A: A group is solvable if and only if its derived series, the descending series of normal subgroups $G>G^{(1)}>G^{(2)}>...$ eventually reaches the trivial subgroup $\{e\}$, where $G^{(1)}=[G,G],\ G^{(2)}=[G^{(1)},G^{(1)}]$ etc.
In your case, $[G,G]$ is already abelian, so $G^{(2)}=\{e\}$.
A: Why should $G/G'$ abelian imply that $G$ is abelian? An easy counterexample to your claim is to note that $S_3$ is not abelian, but $A_3=S_3'$ is abelian (being of order $3$), and so is the quotient $S_3/A_3=C_2$. This gives indeed the classical solvable series $1\lhd A_3\lhd S_3$. Thus a group may admit a normal abelian subgroup $N$ such that $G/N$ is also abelian without being abelian itself. It is however, an extension of abelian groups, and say if $N$ and $G/N$ are cyclic of prime orders $p<q$ such that $p\not\mid q-1$ then in fact $G$ is abelian. 

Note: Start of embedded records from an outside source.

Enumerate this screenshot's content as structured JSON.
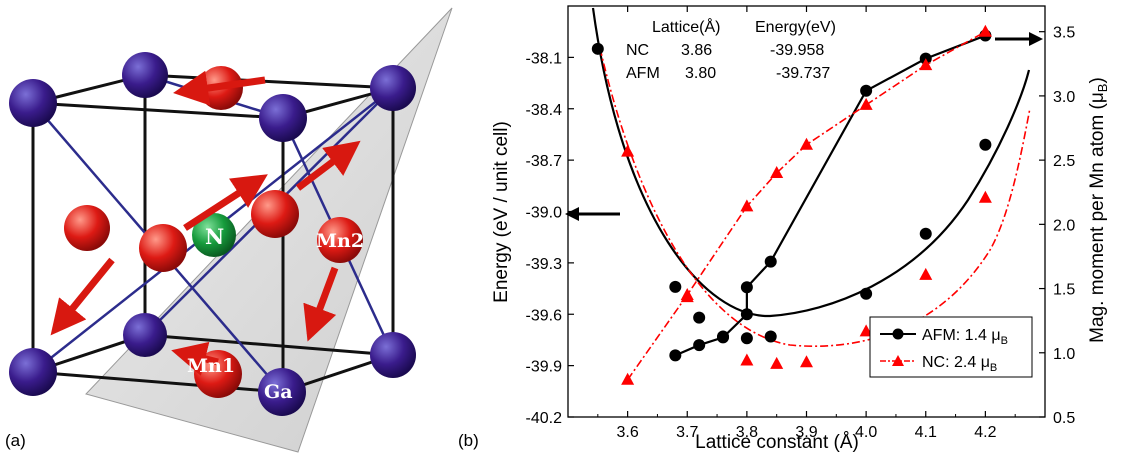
{
  "panel_a": {
    "label": "(a)",
    "atom_labels": {
      "n": "N",
      "mn1": "Mn1",
      "mn2": "Mn2",
      "ga": "Ga"
    },
    "colors": {
      "ga": "#3a1c8c",
      "mn": "#dd1a14",
      "n": "#169b3c",
      "plane": "#c8c8c8",
      "bond": "#2c2c8c"
    }
  },
  "panel_b": {
    "label": "(b)"
  },
  "chart_data": {
    "type": "scatter",
    "xlabel": "Lattice constant (Å)",
    "ylabel": "Energy (eV / unit cell)",
    "y2label_main": "Mag. moment per Mn atom (μ",
    "y2label_sub": "B",
    "y2label_end": ")",
    "xlim": [
      3.5,
      4.3
    ],
    "ylim": [
      -40.2,
      -37.8
    ],
    "y2lim": [
      0.5,
      3.7
    ],
    "xticks": [
      "3.6",
      "3.7",
      "3.8",
      "3.9",
      "4.0",
      "4.1",
      "4.2"
    ],
    "yticks": [
      "-38.1",
      "-38.4",
      "-38.7",
      "-39.0",
      "-39.3",
      "-39.6",
      "-39.9",
      "-40.2"
    ],
    "y2ticks": [
      "0.5",
      "1.0",
      "1.5",
      "2.0",
      "2.5",
      "3.0",
      "3.5"
    ],
    "table": {
      "header": [
        "Lattice(Å)",
        "Energy(eV)"
      ],
      "rows": [
        [
          "NC",
          "3.86",
          "-39.958"
        ],
        [
          "AFM",
          "3.80",
          "-39.737"
        ]
      ]
    },
    "legend": [
      {
        "name_main": "AFM: 1.4 μ",
        "name_sub": "B",
        "color": "#000000",
        "marker": "circle"
      },
      {
        "name_main": "NC: 2.4 μ",
        "name_sub": "B",
        "color": "#ff0000",
        "marker": "triangle"
      }
    ],
    "legend_position": "bottom-right",
    "series": [
      {
        "id": "afm_energy",
        "axis": "left",
        "color": "#000000",
        "marker": "circle",
        "x": [
          3.55,
          3.68,
          3.72,
          3.76,
          3.8,
          3.84,
          4.0,
          4.1,
          4.2
        ],
        "y": [
          -38.05,
          -39.44,
          -39.62,
          -39.73,
          -39.74,
          -39.73,
          -39.48,
          -39.13,
          -38.61
        ]
      },
      {
        "id": "afm_moment",
        "axis": "right",
        "color": "#000000",
        "marker": "circle",
        "x": [
          3.68,
          3.72,
          3.76,
          3.8,
          3.8,
          3.84,
          4.0,
          4.1,
          4.2
        ],
        "y": [
          0.98,
          1.06,
          1.12,
          1.3,
          1.51,
          1.71,
          3.04,
          3.29,
          3.47
        ]
      },
      {
        "id": "nc_energy",
        "axis": "left",
        "color": "#ff0000",
        "marker": "triangle",
        "x": [
          3.6,
          3.7,
          3.8,
          3.85,
          3.9,
          4.0,
          4.1,
          4.2
        ],
        "y": [
          -38.65,
          -39.5,
          -39.87,
          -39.89,
          -39.88,
          -39.7,
          -39.37,
          -38.92
        ]
      },
      {
        "id": "nc_moment",
        "axis": "right",
        "color": "#ff0000",
        "marker": "triangle",
        "x": [
          3.6,
          3.7,
          3.8,
          3.85,
          3.9,
          4.0,
          4.1,
          4.2
        ],
        "y": [
          0.79,
          1.45,
          2.14,
          2.4,
          2.62,
          2.93,
          3.24,
          3.5
        ]
      }
    ]
  }
}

If $[G,G]=G'$ is abelian then you have a solvable series $$1\lhd G'\lhd G$$ since $G'/1$ is abelian and $G/G'$ is abelian too, being the abelianization of $G$. This works, of course, for any $k$ such that $G^{(k)}=1$. 
A: More generally, define a sequence of subsets of $G$ by $S^0 = G$ and $S^k = \{ ghg^{-1} h^{-1} : g,h \in S^{k-1} \}$. I claim that, if $S^k = \{ e \}$ for some $k$, then $G$ is solvable. (This question is the case $k=2$.) I'm writing this up because I came to math.SE to ask this question, and had the usual rubber duck experience of working it out as I asked it.

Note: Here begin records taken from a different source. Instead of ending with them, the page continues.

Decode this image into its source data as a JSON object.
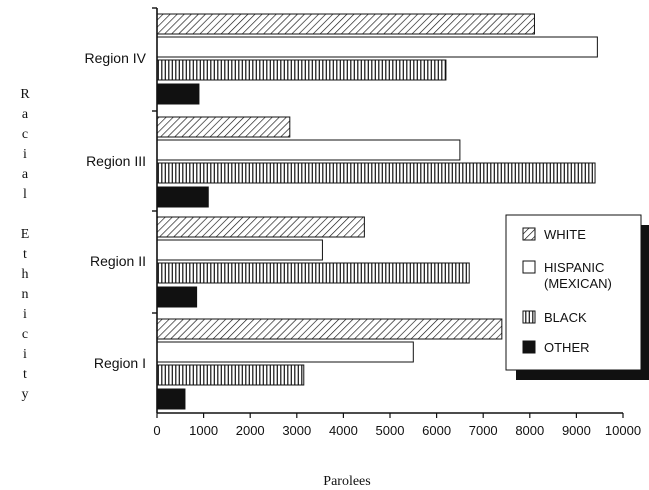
{
  "chart_data": {
    "type": "bar",
    "orientation": "horizontal",
    "categories": [
      "Region IV",
      "Region III",
      "Region II",
      "Region I"
    ],
    "series": [
      {
        "name": "WHITE",
        "pattern": "diagonal-hatch",
        "values": [
          8100,
          2850,
          4450,
          7400
        ]
      },
      {
        "name": "HISPANIC (MEXICAN)",
        "pattern": "white",
        "values": [
          9450,
          6500,
          3550,
          5500
        ]
      },
      {
        "name": "BLACK",
        "pattern": "vertical-lines",
        "values": [
          6200,
          9400,
          6700,
          3150
        ]
      },
      {
        "name": "OTHER",
        "pattern": "solid",
        "values": [
          900,
          1100,
          850,
          600
        ]
      }
    ],
    "legend_lines": [
      [
        "WHITE"
      ],
      [
        "HISPANIC",
        "(MEXICAN)"
      ],
      [
        "BLACK"
      ],
      [
        "OTHER"
      ]
    ],
    "xlabel": "Parolees",
    "ylabel": "Racial Ethnicity",
    "ylabel_letters": [
      "R",
      "a",
      "c",
      "i",
      "a",
      "l",
      "",
      "E",
      "t",
      "h",
      "n",
      "i",
      "c",
      "i",
      "t",
      "y"
    ],
    "xlim": [
      0,
      10000
    ],
    "xticks": [
      0,
      1000,
      2000,
      3000,
      4000,
      5000,
      6000,
      7000,
      8000,
      9000,
      10000
    ],
    "grid": false,
    "legend_position": "right"
  }
}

Key Lemma: Let $H$ be a group and let $X$ be a subset of $H$ such that (1) $X$ generates $H$ and (2) $hXh^{-1} = X$ for all $h \in H$. Set $X' = \{ x y x^{-1} y^{-1} : x,y \in X \}$ and let $H'$ be the commutator subgroup of $H$. Then $X'$ generates $H'$.
Proof: As explained here, $H'$ is generated by $X'$ and the set of all conjugates of $X'$. But $h (xyx^{-1} y^{-1}) h^{-1} = (h x h^{-1}) (h y h^{-1}) (h x h^{-1})^{-1} (h y h^{-1})^{-1}$, so any conjugate of an element of $X'$ is also in $X'$. 
Proof of main theorem: Let $G^k$, as usual, by defined by $G^0=G$ and $G^k$ is the commutator subgroup of $G$. Note that $S^k$ is clearly in $G^k$. Also, $S^k$ is clearly closed under conjugation by $G$, and thus by $G^k$. The lemma thus shows that, if $S^k$ generates $G^k$ then $S^{k+1}$ generates $G^{k+1}$. So, by induction, $S^{k}$ generates $G^{k}$ for all $k$. In particular, if $S^k = \{ e \}$ then $G^k = \{ e \}$, which is the usual definition of solvability.